Prenant parfois des allures de mash-up entre le rétro-futurisme métallique d’Enki Bilal et le surréalisme bariolé d’un Terry Gilliam, cette première moitié de film a surtout valeur de road-movie – un registre dans lequel Wim Wenders est passé maître depuis bien longtemps. Mais c’est surtout l’esprit de Jacques Rivette qui a souvent l’air de planer au gré de cette aventure dans plusieurs mégapoles du monde. Au-delà d’une errance sans cesse renouvelée où Claire ne cesse de rechercher Trevor qui lui-même ne cesse de lui échapper, cette connexion s’opère surtout de par cette idée d’un trajet imprévisible et énigmatique à travers un monde proche d’un jeu de l’oie à échelle humaine (Rivette a-t-il déjà filmé Paris autrement ?) et des espaces assimilables à des cosmos autonomes (revoyez Merry Go-Round ou Céline et Julie vont en bateau). Ajoutez à cela la très longue durée du film (presque 4h40) ainsi que la forte ressemblance physique entre Solveig Dommartin et Bulle Ogier (l’une, coiffée d’une perruque noire, passe presque pour le clone brun de l’autre), et les dès semblent jetés. On (se) sent surtout (dans) un film qui prend son temps, dans un trip qui ferait tout sauf chercher à gagner du temps, baladant ainsi son spectateur en le laissant libre de profiter des excursions, et ce sans que ces dernières ne lui offrent du prémâché en matière d’enjeux. Proposition d’un cinéma dépourvu des conventions narratives et des repères sécurisants, ainsi assimilé à un voyage vers l’inconnu, vers un autre monde, vers un autre temps. Tout est alors imprévisible, du choix des destinations (souvent ordonné par des imprévus, des coups de tête ou des silhouettes à suivre) jusqu’aux émotions à ressentir (celles-ci découlent autant du décor lui-même que de l’enjeu du déplacement) en passant par les motivations réelles des personnages-satellites qui ne cessent de graviter autour de Claire (chacun ne suit pas les autres par hasard). Et à mesure qu’elle alterne malgré elle les fonctions de « suiveuse » et de « suivie », Claire voit l’enjeu réel de son voyage s’épaissir toujours plus à mesure qu’il s’opacifie, les problèmes sentimentaux qui l’assaillent dès sa première apparition dans un luxueux appartement de Venise étant tout sauf réglés comme du papier à musique.

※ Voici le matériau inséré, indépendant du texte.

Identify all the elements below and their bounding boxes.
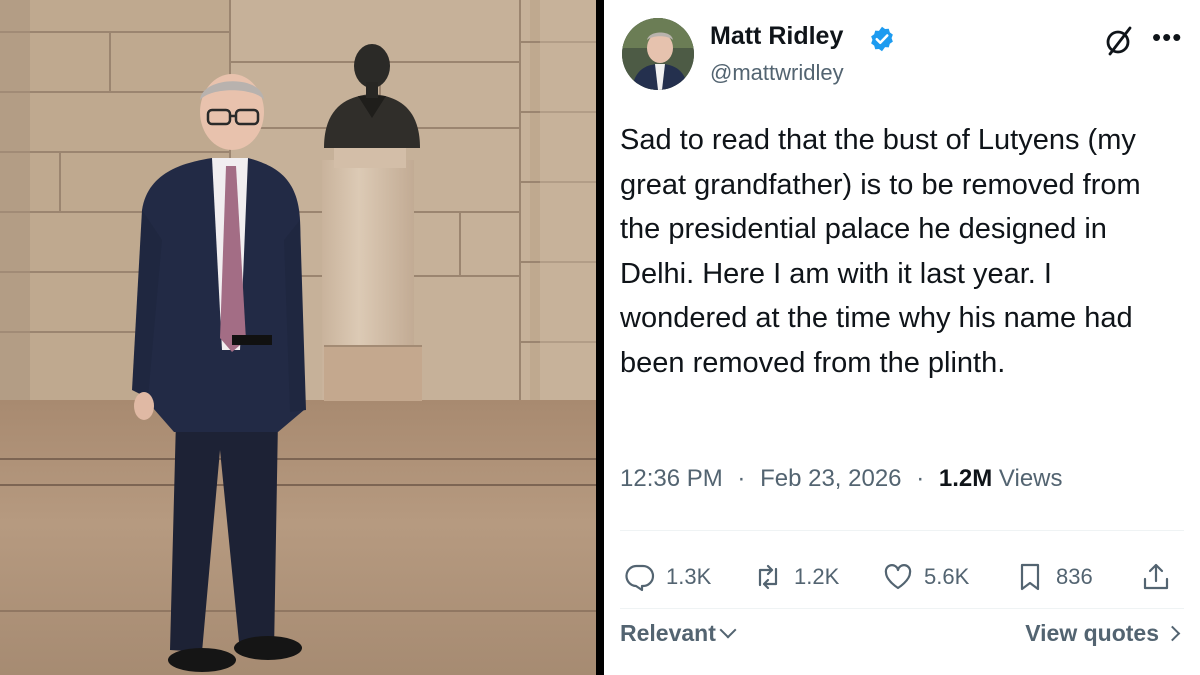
divider-top bbox=[620, 530, 1184, 531]
tweet-meta: 12:36 PM · Feb 23, 2026 · 1.2M Views bbox=[620, 465, 1063, 493]
sort-dropdown[interactable]: Relevant bbox=[620, 620, 737, 647]
reply-button[interactable]: 1.3K bbox=[624, 555, 711, 599]
tweet-card: Matt Ridley @mattwridley ••• Sad to read… bbox=[604, 0, 1200, 675]
reply-icon bbox=[625, 564, 655, 592]
tweet-time[interactable]: 12:36 PM bbox=[620, 465, 723, 492]
repost-button[interactable]: 1.2K bbox=[752, 555, 839, 599]
bookmark-button[interactable]: 836 bbox=[1014, 555, 1093, 599]
tweet-text: Sad to read that the bust of Lutyens (my… bbox=[620, 124, 1141, 379]
view-quotes-link[interactable]: View quotes bbox=[1025, 620, 1181, 647]
reply-count: 1.3K bbox=[666, 564, 712, 589]
composite-image: Matt Ridley @mattwridley ••• Sad to read… bbox=[0, 0, 1200, 675]
chevron-down-icon bbox=[719, 621, 737, 639]
meta-separator: · bbox=[916, 465, 925, 492]
photo-panel bbox=[0, 0, 596, 675]
avatar[interactable] bbox=[622, 18, 694, 90]
plinth-base bbox=[324, 345, 422, 401]
like-button[interactable]: 5.6K bbox=[882, 555, 969, 599]
author-handle[interactable]: @mattwridley bbox=[710, 60, 844, 86]
views-label: Views bbox=[998, 465, 1063, 492]
meta-separator: · bbox=[737, 465, 746, 492]
verified-badge-icon bbox=[871, 26, 893, 52]
chevron-right-icon bbox=[1164, 625, 1181, 642]
action-bar: 1.3K 1.2K 5.6K 836 bbox=[624, 555, 1184, 599]
divider-bottom bbox=[620, 608, 1184, 609]
man-standing bbox=[132, 74, 306, 672]
view-quotes-label: View quotes bbox=[1025, 620, 1159, 646]
author-name[interactable]: Matt Ridley bbox=[710, 22, 843, 51]
tweet-date[interactable]: Feb 23, 2026 bbox=[760, 465, 901, 492]
bookmark-count: 836 bbox=[1056, 564, 1093, 589]
heart-icon bbox=[884, 564, 912, 590]
like-count: 5.6K bbox=[924, 564, 970, 589]
repost-count: 1.2K bbox=[794, 564, 840, 589]
views-count: 1.2M bbox=[938, 465, 993, 492]
grok-icon[interactable] bbox=[1102, 24, 1136, 58]
more-icon[interactable]: ••• bbox=[1152, 22, 1182, 53]
share-button[interactable] bbox=[1140, 555, 1172, 599]
sort-label: Relevant bbox=[620, 620, 716, 646]
avatar-image bbox=[622, 18, 694, 90]
repost-icon bbox=[758, 564, 778, 590]
bronze-bust bbox=[324, 44, 420, 148]
share-icon bbox=[1143, 563, 1169, 590]
bookmark-icon bbox=[1020, 563, 1040, 591]
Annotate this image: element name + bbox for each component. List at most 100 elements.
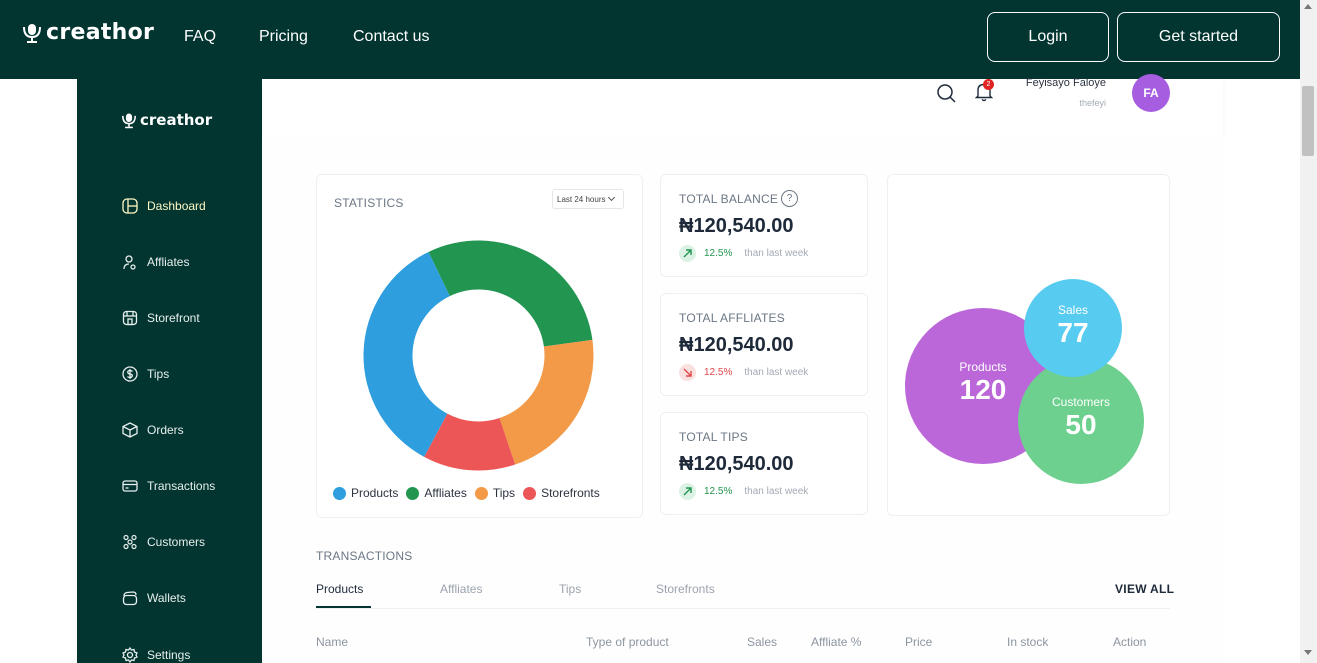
column-header-type[interactable]: Type of product — [586, 635, 669, 649]
brand-logo[interactable]: creathor — [22, 20, 154, 45]
kpi-title: TOTAL TIPS — [679, 430, 748, 444]
tabs-divider — [316, 608, 1170, 609]
user-name: Feyisayo Faloye — [1025, 77, 1106, 89]
active-tab-indicator — [316, 606, 371, 608]
sidebar-item-label: Affliates — [147, 255, 190, 269]
kpi-trend: 12.5% than last week — [679, 364, 808, 381]
kpi-trend: 12.5% than last week — [679, 483, 808, 500]
dashboard-header: 2 Feyisayo Faloye thefeyi FA — [262, 74, 1223, 136]
kpi-compare-text: than last week — [744, 486, 809, 497]
nav-link-contact[interactable]: Contact us — [353, 28, 429, 46]
dashboard-icon — [122, 198, 138, 214]
nav-link-faq[interactable]: FAQ — [184, 28, 216, 46]
sidebar-item-transactions[interactable]: Transactions — [122, 476, 215, 496]
time-range-value: Last 24 hours — [557, 194, 606, 204]
legend-label: Storefronts — [541, 486, 600, 500]
column-header-name[interactable]: Name — [316, 635, 348, 649]
login-button[interactable]: Login — [987, 12, 1109, 62]
kpi-value: ₦120,540.00 — [679, 215, 794, 237]
sidebar-item-storefront[interactable]: Storefront — [122, 308, 200, 328]
donut-slice-tips[interactable] — [499, 339, 594, 465]
dollar-coin-icon — [122, 366, 138, 382]
statistics-title: STATISTICS — [334, 196, 404, 210]
sidebar-item-label: Storefront — [147, 311, 200, 325]
trophy-mic-icon — [122, 113, 136, 128]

La voix off, en l’occurrence celle de Sam Neill, a beau se montrer un tantinet illustrative au gré du voyage, sa véritable nature – éclairée a posteriori – suffit à abattre ce léger préjugé. En effet, le personnage d’Eugene n’a pas seulement valeur de « guide » qui gèrerait en off les transitions d’un pays à l’autre, et ne peut non plus être réduit à une sorte de passeur émotionnel capable d’intervenir au gré des péripéties. C’est avant tout un écrivain travaillé par la rédaction d’un livre, et qui use de son périple – comme de son amour toujours intact pour Claire – pour trouver matière à appréhender le présent et potentiellement le futur. Déceler un double de Wenders dans ce personnage relève ainsi de l’évidence – et pas seulement parce que l’amour éteint entre lui et Claire peut en soi préfigurer la rupture entre Wenders et son actrice principale deux années plus tard. Entendre ce personnage commenter l’action évite en outre l’effet fatal de paraphrase, tant les mots forment ici le contrepoint invisible de l’image (et vice versa) et laissent de facto la subjectivité de la parole enrichir l’objectivité du regard. C’est au détour de la seconde moitié du film que la voix off s’implantera de façon plus conséquente, afin de commenter subjectivement les événements à mesure que le narrateur écrit son roman en temps réel. Le film prend dès lors la dimension d’un conte philosophique, où chacun poserait enfin ses valises dans un neuvième et dernier pays (l’Australie et son fameux Outback) tout en prenant acte et en faisant bilan des huit pays précédemment visités. Et c’est dans ce lieu-là, à savoir un laboratoire scientifique isolé et caché au cœur du paysage aborigène, que les enjeux trouvent leur clarification : Trevor McPhee, en réalité Sam Farber, voyageait à travers le monde pour enregistrer des images destinées à son père Henry (Max von Sydow), inventeur d’un système révolutionnaire permettant de transmettre des images mentales à sa femme aveugle Edith (Jeanne Moreau).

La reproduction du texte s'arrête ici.